Some of Detroit's Major Miracle Makers
How many people does it take to make a miracle – especially a Detroit miracle?
In Les Ward's definition, it takes about 84. Eighty four dynamic, daring and adventuresome people. The kind of people who believe in what I describe as my mother's motto: Lead, follow or get out of the way.
Ward is what he describes as an advertising photographer. I call him a man with an excellent eye, a persuasive temperament and some good ideas. After all, he talked some of the region's most reclusive and exclusive characters into giving him an hour of their time…and, even more importantly, some of their words.

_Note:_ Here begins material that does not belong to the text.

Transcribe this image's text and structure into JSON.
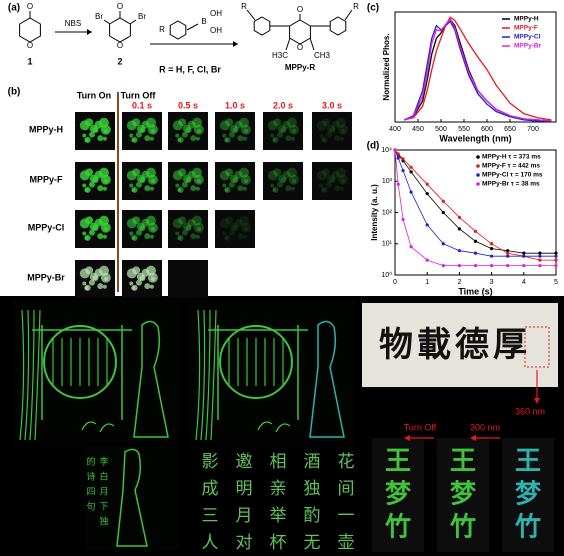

The result is “MyTown Miracles: Portraits of Possibility,” a book that combines photos of these 84 do-gooers and a paragraph or two from each about why they do what they do for and around Detroit. Who agreed to be in the book? There's car guys like Bob Lutz, Bill Ford Jr., Roger Penske. There's business leaders and politicians like Dave Bing, Matt Cullen, John Hantz and Phil Cooley. There's religious leaders such as Cory J. Chavis and Rev. Faith Fowler. There's art mavens like Graham Beal, Jeff Daniels, David DiChiera, Tyree Guyton. Then there are the grass-roots champions like Grace Lee Boggs, Ismael Ahmed, Larry Mongo.
You don't know some of those names? Better pick up a copy of the book. And a percentage of the money raised through your purchase will go back to help COTS (the Coalition On Temporary Shelter). Nice, huh?
Some background: Les Ward came up with the book idea when he was in a coaching class on self-expression and leadership for Landmark Education. Everyone in the class had to do a “community project.” He decided to use his skills as a shutterbug to make a difference.
At first, he wanted to find 20 “unstoppable” Detroit leaders. He would snap a few pix, hang them in a gallery and be done with it. He had some contacts, so Ward figured he could get a celebrity or two. Two years later...It took months to get Bill Ford Jr., for example. Other times, he got lucky. With Bob Lutz, Ward was promised 20 minutes and ended up watching the veteran car guy hold court for triple that. It never hurts that the photo of Lutz is simply stunning, making him like James Bond, hanging out in his airplane hanger in front of a Stingray.
“People made calls, and one thing led to another,” Ward said.
Then, the economy tanked. Suddenly, these power brokers weren't so accessible anymore. The car guys? They were in Washington D.C. doing these Congressional hearings or something. You know. But Ward kept plugging away. He got a great spot to show off his work during the Auto Show at Cobo Center. Then he got some nice press from The Detroit News and The Detroit Free Press. The number of people he photographed jumped from 20 to 68 to 84.
Ward made it even better – he asked every one of his subjects to write up how they felt about their work and their city. No media hype, no canned copy. This had to be genuine and from the heart. He even sent back work when Ward felt it wasn't sincere enough. And those unstoppable people actually stopped what they were doing and got serious. “It's not about a press release. It's about them,” Ward said.
Thanks to this book – and others, like “Lost Detroit” and “Reimagining Detroit” – the city has given some recognition to its great champions and received some good press. I'm happy to highlight these and any other books that tell our story in a way that helps, not hinders. These are people who truly could live anywhere, Ward notes. And they all chose to live in and around Detroit.
I leave you with one more Ward quote. I think it's pretty fitting:
“I've almost moved to LA a couple of times. I'm an automotive and lifestyle photographer, and that might be a better fit for me,” Ward said. “But I've lived here my whole life. I've traveled all around the country and I've always liked being here. … It's not a book necessarily about Detroit. It's about the transformation all urban areas all over the world must make. It's 84 conversations about being in action now.”